29. Chapter 29

“I’ll wipe up the spilled milk,” X says out of the blue.

We’re sitting in a small booth in a shitty restaurant in Reno, keeping our heads down and getting some food in us before we faint from hunger.

“What?” I say as I struggle to keep up with her.

“I’ll wipe up the spilled milk when I first spill it. I’ll clean up after myself.” She blinks as her face grows red. “I can change, if that’s what you need.”

“You can’t change,” I tell her. “And if you did, it wouldn’t be the same.”

She throws her hands in the air, nudging her coffee which slops over the edge. She doesn’t notice. Doesn’t wipe up the spill. “Then what do you want? What happened last night was not a one-night stand. You know it and I know it. And I refuse to pretend I’m the only one in this relationship.”

I fold my napkin in two and wipe up the spill as she watches me, chagrined. “Sorry,” she mutters.

“I need time, X. You were right, what you said before. I’m all over the place and it isn’t fair to you. I gotta figure it out on my own.”

“In the meantime, I’m left hanging.”

“You gotta give me some room.” I lay the stained napkin next to my cup. “You’re the kind of girl who lives in the moment. Knows her mind. Does and says exactly what she feels. Me. I’m more complicated.” I realize I’m an idiot even before the words fall out of my mouth.

X confirms it. “You’re an asshole is what you are.”

She’s right, I am. But I’m not any more good for her than she is for me. “See that right there. You’re a good girl, X. You don’t swear, you don’t have one-night stands. You don’t slum. It’s what’s going to happen if you stay with me. “

“You don’t know me,” she hisses.

I almost laugh, but I do have some self-preservation. This girl wears her heart on her sleeve. She has no mystery, no coyness. She doesn’t know how to be anyone other than who she is. And it’s what I love about her, but also what scares the shit out of me.

“You don’t know me either,” I tell her. It’s better than acknowledging the truth.

Her reply is brittle. “Yeah, ‘cause you’re more complicated.” She pauses as she gets her anger under control. “I don’t know who you used to be before you went to prison, but now, who you are today, I know.”

When I don’t respond, she continues, “You have to stay in control, have to show the world how cool and collected you are, because you can’t be out of control or you think you’ll self-destruct. You’re not claustrophobic but you can’t stand being anywhere without a back door. You need to get out fast, to escape. It’s what you’re doing to me. Treating me like I’m an apartment when what I am is a home with lots of windows and doors. A safe place. But you’re blind to all that.” She snorts. “And that’s the part I don’t get. You see everything and yet, you don’t see me.” She crosses her arms and looks out the window, blinking her eyes.

I lean towards her. “It’s not about who you are or what I don’t see. You think what’s happening to us right now is a nightmare? Try spending nine years in prison. The first thing you learn when they slam the door on you is that you don’t show fear. Ever. If someone’s gonna kill you, they’re gonna do it, no matter how you much you beg them not to. But if you don’t show them you’re afraid, they might think long and hard about why you aren’t. And that hesitation might be all you need to get the drop on them.”

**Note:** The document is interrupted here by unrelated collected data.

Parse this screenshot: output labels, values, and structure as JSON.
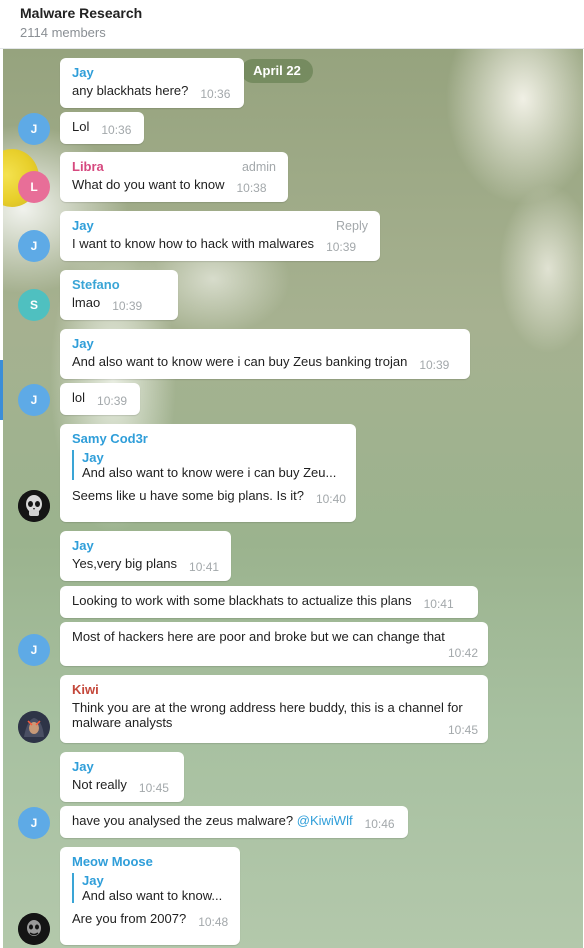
{
  "chat": {
    "title": "Malware Research",
    "members": "2114 members"
  },
  "date_separator": "April 22",
  "messages": [
    {
      "sender": "Jay",
      "text": "any blackhats here?",
      "time": "10:36"
    },
    {
      "text": "Lol",
      "time": "10:36",
      "avatar_letter": "J"
    },
    {
      "sender": "Libra",
      "text": "What do you want to know",
      "time": "10:38",
      "role": "admin",
      "avatar_letter": "L"
    },
    {
      "sender": "Jay",
      "text": "I want to know how to hack with malwares",
      "time": "10:39",
      "action": "Reply",
      "avatar_letter": "J"
    },
    {
      "sender": "Stefano",
      "text": "lmao",
      "time": "10:39",
      "avatar_letter": "S"
    },
    {
      "sender": "Jay",
      "text": "And also want to know were i can buy Zeus banking trojan",
      "time": "10:39"
    },
    {
      "text": "lol",
      "time": "10:39",
      "avatar_letter": "J"
    },
    {
      "sender": "Samy Cod3r",
      "reply_to": {
        "name": "Jay",
        "text": "And also want to know were i can buy Zeu..."
      },
      "text": "Seems like u have some big plans. Is it?",
      "time": "10:40"
    },
    {
      "sender": "Jay",
      "text": "Yes,very big plans",
      "time": "10:41"
    },
    {
      "text": "Looking to work with some blackhats to actualize this plans",
      "time": "10:41"
    },
    {
      "text": "Most of hackers here are poor and broke but we can change that",
      "time": "10:42",
      "avatar_letter": "J"
    },
    {
      "sender": "Kiwi",
      "text_line1": "Think you are at the wrong address here buddy, this is a channel for",
      "text_line2": "malware analysts",
      "time": "10:45"
    },
    {
      "sender": "Jay",
      "text": "Not really",
      "time": "10:45"
    },
    {
      "text": "have you analysed the zeus malware?",
      "mention": "@KiwiWlf",
      "time": "10:46",
      "avatar_letter": "J"
    },
    {
      "sender": "Meow Moose",
      "reply_to": {
        "name": "Jay",
        "text": "And also want to know..."
      },
      "text": "Are you from 2007?",
      "time": "10:48"
    }
  ],
  "colors": {
    "link_blue": "#2f9ed9",
    "libra_pink": "#d6497f",
    "kiwi_red": "#c4473a",
    "avatar_blue": "#5eaae6",
    "avatar_pink": "#e86e98",
    "avatar_teal": "#4fc0c0",
    "date_pill": "#70875a"
  },
  "icons": [
    "skull-avatar-icon",
    "hooded-figure-avatar-icon",
    "dark-mask-avatar-icon"
  ]
}
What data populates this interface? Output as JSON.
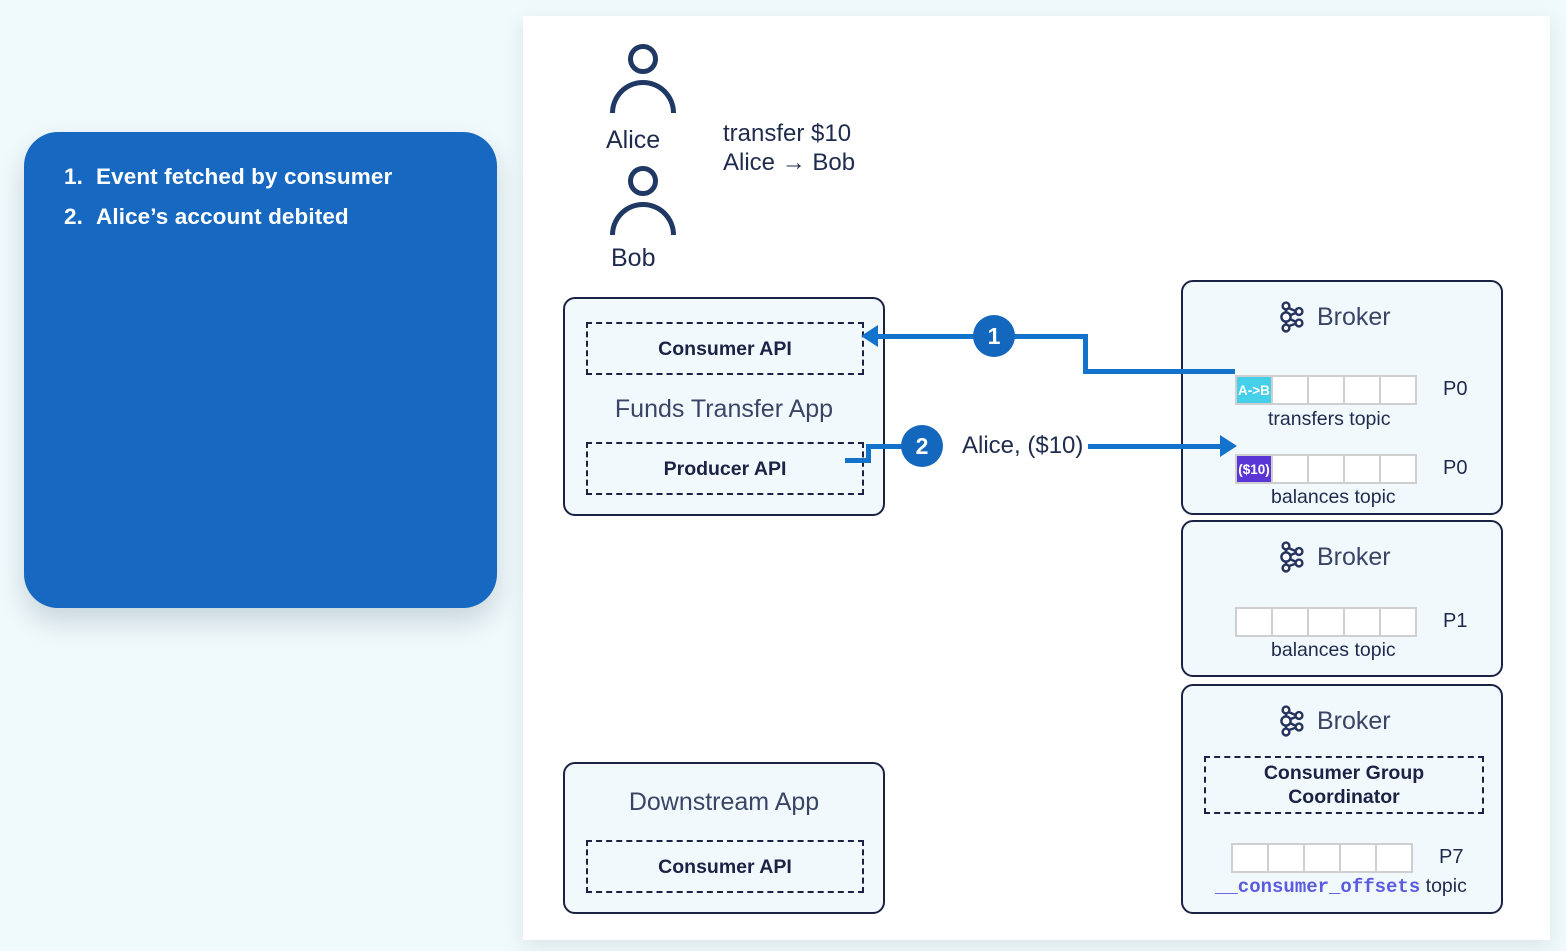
{
  "theme": {
    "page_background": "#f0f9fb",
    "panel_background": "#ffffff",
    "callout_blue": "#1668c0",
    "accent_blue": "#1373cc",
    "navy": "#1b2244",
    "box_fill": "#f2f9fd",
    "cyan_cell": "#45cfe8",
    "purple_cell": "#5b36d6",
    "mono_purple": "#5b5be0"
  },
  "callout": {
    "items": [
      {
        "num": "1.",
        "text": "Event fetched by consumer"
      },
      {
        "num": "2.",
        "text": "Alice’s account debited"
      }
    ]
  },
  "actors": {
    "alice": {
      "name": "Alice",
      "icon": "person-icon"
    },
    "bob": {
      "name": "Bob",
      "icon": "person-icon"
    },
    "transfer_note_line1": "transfer $10",
    "transfer_note_line2": "Alice → Bob"
  },
  "funds_transfer_app": {
    "title": "Funds Transfer App",
    "consumer_api": "Consumer API",
    "producer_api": "Producer API"
  },
  "downstream_app": {
    "title": "Downstream App",
    "consumer_api": "Consumer API"
  },
  "brokers": [
    {
      "label": "Broker",
      "icon": "kafka-icon",
      "partitions": [
        {
          "topic": "transfers topic",
          "partition_label": "P0",
          "cells": [
            {
              "text": "A->B",
              "fill": "cyan"
            },
            {
              "text": "",
              "fill": "none"
            },
            {
              "text": "",
              "fill": "none"
            },
            {
              "text": "",
              "fill": "none"
            },
            {
              "text": "",
              "fill": "none"
            }
          ]
        },
        {
          "topic": "balances topic",
          "partition_label": "P0",
          "cells": [
            {
              "text": "($10)",
              "fill": "purple"
            },
            {
              "text": "",
              "fill": "none"
            },
            {
              "text": "",
              "fill": "none"
            },
            {
              "text": "",
              "fill": "none"
            },
            {
              "text": "",
              "fill": "none"
            }
          ]
        }
      ]
    },
    {
      "label": "Broker",
      "icon": "kafka-icon",
      "partitions": [
        {
          "topic": "balances topic",
          "partition_label": "P1",
          "cells": [
            {
              "text": "",
              "fill": "none"
            },
            {
              "text": "",
              "fill": "none"
            },
            {
              "text": "",
              "fill": "none"
            },
            {
              "text": "",
              "fill": "none"
            },
            {
              "text": "",
              "fill": "none"
            }
          ]
        }
      ]
    },
    {
      "label": "Broker",
      "icon": "kafka-icon",
      "coordinator": "Consumer Group\nCoordinator",
      "coordinator_line1": "Consumer Group",
      "coordinator_line2": "Coordinator",
      "partitions": [
        {
          "topic_mono": "__consumer_offsets",
          "topic_suffix": " topic",
          "partition_label": "P7",
          "cells": [
            {
              "text": "",
              "fill": "none"
            },
            {
              "text": "",
              "fill": "none"
            },
            {
              "text": "",
              "fill": "none"
            },
            {
              "text": "",
              "fill": "none"
            },
            {
              "text": "",
              "fill": "none"
            }
          ]
        }
      ]
    }
  ],
  "steps": [
    {
      "number": "1",
      "label": ""
    },
    {
      "number": "2",
      "label": "Alice, ($10)"
    }
  ]
}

I’ve never said this to anyone. Never laid my heart on my sleeve this way and I resent X in the moment for making me justify my behavior towards her and the world in general. “That’s why I can’t lose control.”

“Yeah, but I’m not a threat.”

“It’s not that fucking simple.”

She leans across the table and says in a low voice, “It is that simple. You don’t wanna change, then don’t, I’m not gonna judge you. Besides, I make you lose your cool. It’s good for you.”

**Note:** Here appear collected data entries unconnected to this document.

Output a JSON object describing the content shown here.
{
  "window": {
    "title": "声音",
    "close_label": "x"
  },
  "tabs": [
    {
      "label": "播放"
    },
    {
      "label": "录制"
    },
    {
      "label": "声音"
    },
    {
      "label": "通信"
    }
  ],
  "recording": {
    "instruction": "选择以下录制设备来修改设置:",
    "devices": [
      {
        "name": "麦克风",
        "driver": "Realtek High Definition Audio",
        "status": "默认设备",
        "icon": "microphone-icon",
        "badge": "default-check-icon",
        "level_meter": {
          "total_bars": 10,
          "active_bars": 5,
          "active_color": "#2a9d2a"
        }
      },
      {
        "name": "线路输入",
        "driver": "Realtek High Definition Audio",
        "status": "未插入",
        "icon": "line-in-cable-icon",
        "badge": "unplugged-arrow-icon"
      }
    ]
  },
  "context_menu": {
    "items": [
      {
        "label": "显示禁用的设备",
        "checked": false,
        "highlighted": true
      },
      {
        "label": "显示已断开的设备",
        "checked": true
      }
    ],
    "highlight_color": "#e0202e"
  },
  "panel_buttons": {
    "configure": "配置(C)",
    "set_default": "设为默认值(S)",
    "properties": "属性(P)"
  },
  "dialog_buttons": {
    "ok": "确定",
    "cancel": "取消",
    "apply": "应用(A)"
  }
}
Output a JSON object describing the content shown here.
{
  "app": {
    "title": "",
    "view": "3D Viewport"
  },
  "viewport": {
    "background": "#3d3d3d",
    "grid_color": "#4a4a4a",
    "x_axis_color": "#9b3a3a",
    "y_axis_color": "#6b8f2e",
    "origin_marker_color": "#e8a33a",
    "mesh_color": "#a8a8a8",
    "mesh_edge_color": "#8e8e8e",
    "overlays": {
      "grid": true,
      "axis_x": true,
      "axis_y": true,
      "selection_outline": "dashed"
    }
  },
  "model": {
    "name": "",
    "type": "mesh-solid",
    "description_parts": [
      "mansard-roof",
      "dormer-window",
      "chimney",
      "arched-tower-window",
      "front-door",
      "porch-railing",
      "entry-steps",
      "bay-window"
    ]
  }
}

I stare at her. “You don’t know who I was before I went to prison. You don’t want to know. And what you do to me, you’re gonna find out someday and it won’t be pretty.”

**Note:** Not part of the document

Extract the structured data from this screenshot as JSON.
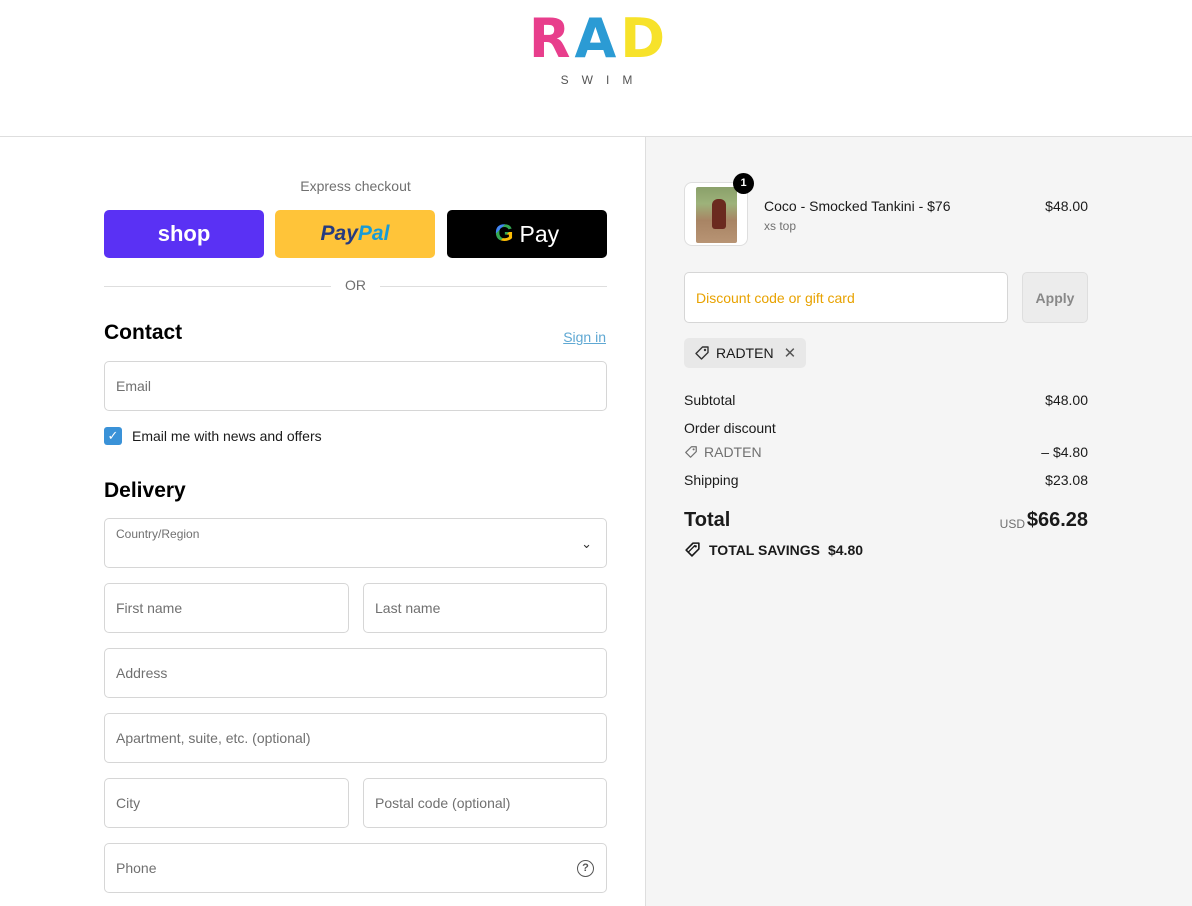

She rolls her eyes. “I don’t need to know who you were before you went to prison. You’re not that same guy anymore. You’re also not the guy you show to the rest of the world. You don’t know who you are.”

Fury hits me between the eyes, not at her, but at myself. At this fucking mess. At my inability to take what I want without fear.

The waitress rescues me from losing my shit by bringing the bill. I dig in my pocket, throw some cash on the table and get up, yanking X to her feet.

“Let’s get out of here,” I mutter as we walk back to my bike. “I know a place we can stay.”

X shoves the helmet on her head. “Ow!” she exclaims as she runs her hand under the helmet and unfolds her ears.